La Boîte volée, ou le Garçon malade

La Boîte volée, ou le Garçon malade, comédie en un acte et en vers, de Charles de Longchamps, 19 brumaire an 12 [11novembre 1803].

Théâtre Français

Titre :

Boîte volée (la), ou le Garçon malade

Genre

comédie

Nombre d'actes :

1

Vers ou prose ,

en vers

Musique :

non

Date de création :

19 brumaire an 12 [11 novembre 1803]

Théâtre :

Théâtre Français

Auteur(s) des paroles :

Charles de Longchamps

Almanach des Muses 1805

Dercour, en quittant Ermina sa maîtresse, a reçu d'elle une boîte ornée de son portrait. Il vient à Paris, fait des dettes, change de nom, se blesse à la jambe, et se voit ainsi doublement contraint à garder la chambre. Ermina, accompagnée de son oncle, vient à Paris pour y découvrir Dercour, qui paraît l'avoir oubliée. Le hasard fait qu'elle vient prendre un appartement dans l'hôtel où il est logé. Un voleur, profitant de l'état de Dercour, pénètre dans sa chambre, et, malgré ses cris, lui enlève son argent et la boîte sur laquelle se trouve le portrait d'Ermina. La précieuse boîte est aussitôt vendue à Ermina qui, voyant son portrait courir le monde, ne doute plus de l'infidélité de son amant. L'oncle s'en saisit et la tire par hasard de sa poche en faisant une partie d'échecs avec Dercour qu'il n'avait jamais vu. Celui-ci reconnaît la boîte volée, et ne tarde pas à se découvrir lui-même.

Sujet qui n'a point plu. Quelques jolis détails.

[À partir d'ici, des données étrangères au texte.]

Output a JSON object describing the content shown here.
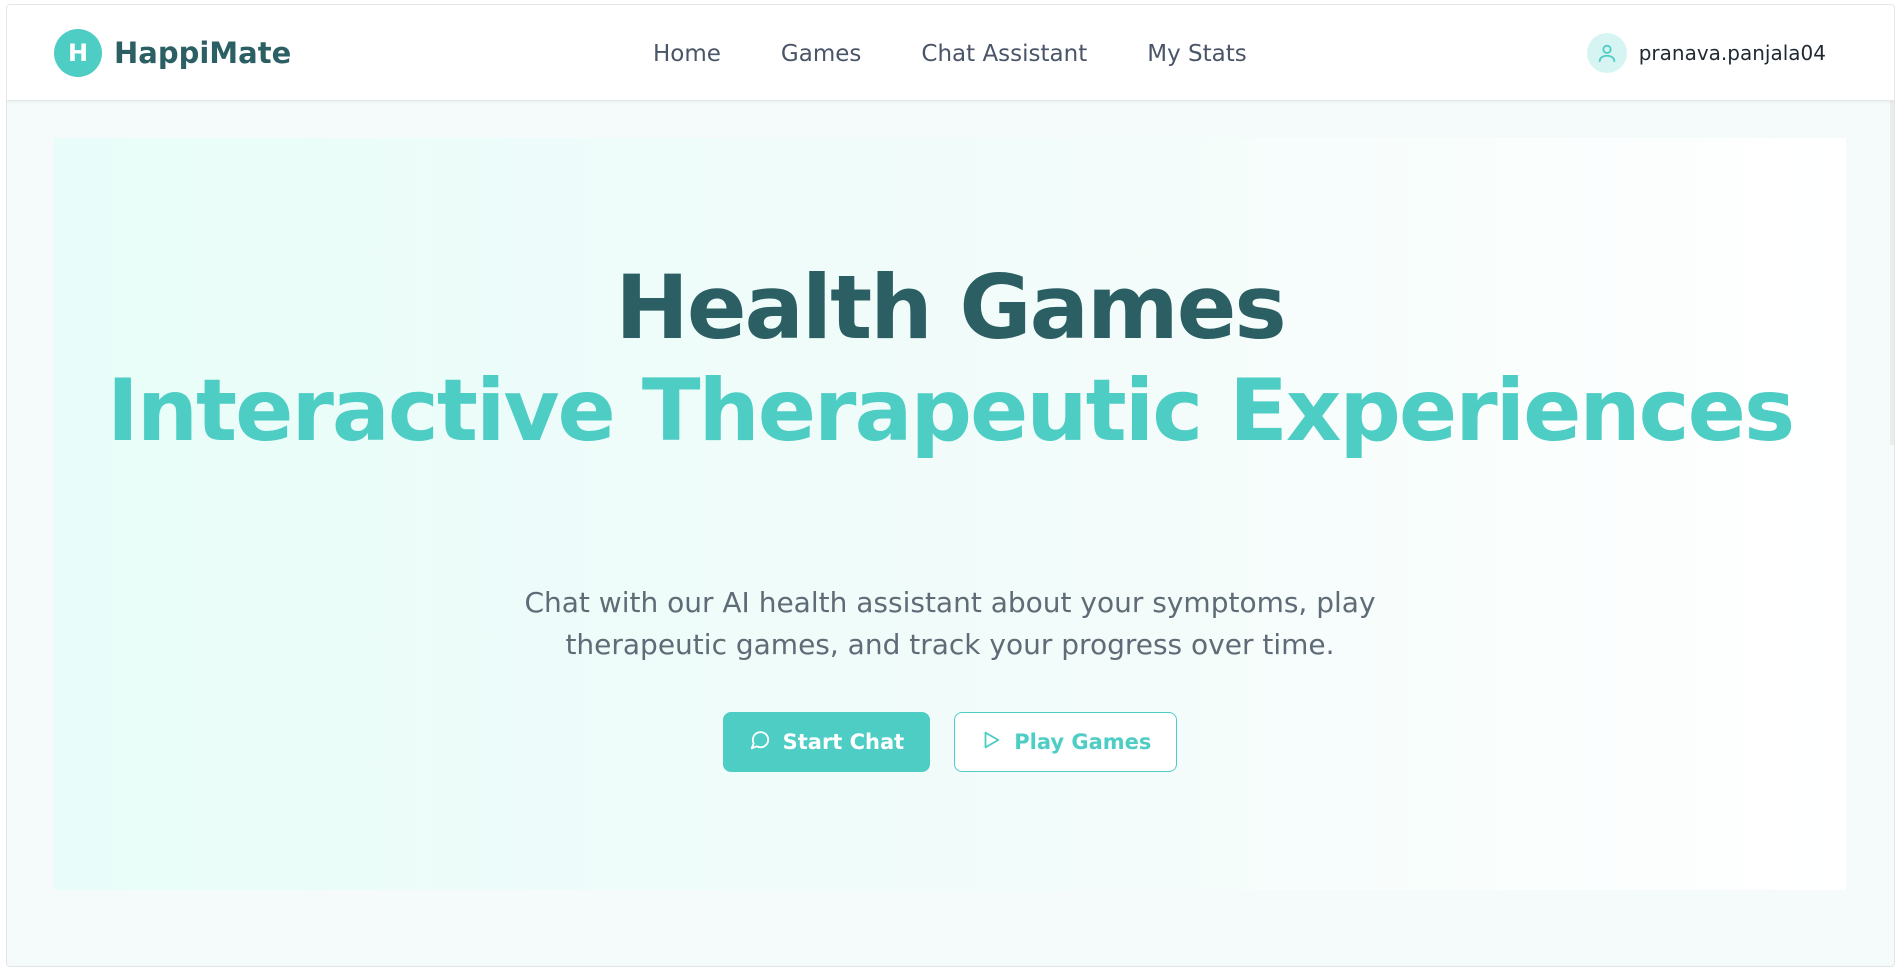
{
  "brand": {
    "logo_letter": "H",
    "name": "HappiMate"
  },
  "nav": {
    "items": [
      "Home",
      "Games",
      "Chat Assistant",
      "My Stats"
    ]
  },
  "user": {
    "icon": "user-icon",
    "username": "pranava.panjala04"
  },
  "hero": {
    "title": "Health Games",
    "subtitle": "Interactive Therapeutic Experiences",
    "description": "Chat with our AI health assistant about your symptoms, play therapeutic games, and track your progress over time.",
    "primary_button": {
      "label": "Start Chat",
      "icon": "chat-bubble-icon"
    },
    "secondary_button": {
      "label": "Play Games",
      "icon": "play-icon"
    }
  },
  "colors": {
    "accent": "#4ecdc4",
    "brand_dark": "#2b5f63",
    "text_muted": "#5f6b76"
  }
}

Courrier des spectacles, n° 2442 du 20 brumaire an 12 [12 novembre 1803], p. 2-3 :

[Le compte rendu ne laisse aucun doute sur la valeur de la pièce : elle est mauvaise. Impossible de croire qu’elle pouvait profiter de son association avec la très populaire Métromanie, impossible de croire que les Comédiens français n’avaient rien de mieux à jouer parmi les pièces nouvelles qui leur ont été proposées. La première représentation a été très difficile, et le critique décrit l’étrange cérémonie de l’interruption de la pièce et de la tentative, inhabituelle au Théâtre de la République, de négocier la poursuite de la pièce. Petit élément étonnant : l’un des acteurs ne sort pas avec les autres, parce qu’il joue un « estropié ». La pièce a fini par finir, ou presque, et tout le monde est resté chez soi : pas d’applaudissements, pas d’auteurs demandés, c’est bien une chute. Pourquoi cet échec ? Faut-il voir dans la présence inédite de voleurs sur la scène la cause de cette représentation chahutée ? L’intrigue résumée ensuite est un étrange tissu d’invraisemblances, de coïncidences farfelues. Le critique les souligne vers la fin par une cascade ironique de « heureusement » qui montre la place de l’arbitraire dans la construction de l’intrigue. Et le dénouement arrive, prévisible d’emblée, mais bien mal amené. L’article s’achève sur deux paragraphes rapides, sur le concert de sifflets qui a marqué la fin de la pièce, et sur l’interprétation de Damas, l’acteur principal, qui a mis dans son interprétation « beaucoup de soin », ce qui ne veut pas dire grand chose.]

Théâtre de la République.

Premiere représentation de la Boite volée, ou le Garçon malade.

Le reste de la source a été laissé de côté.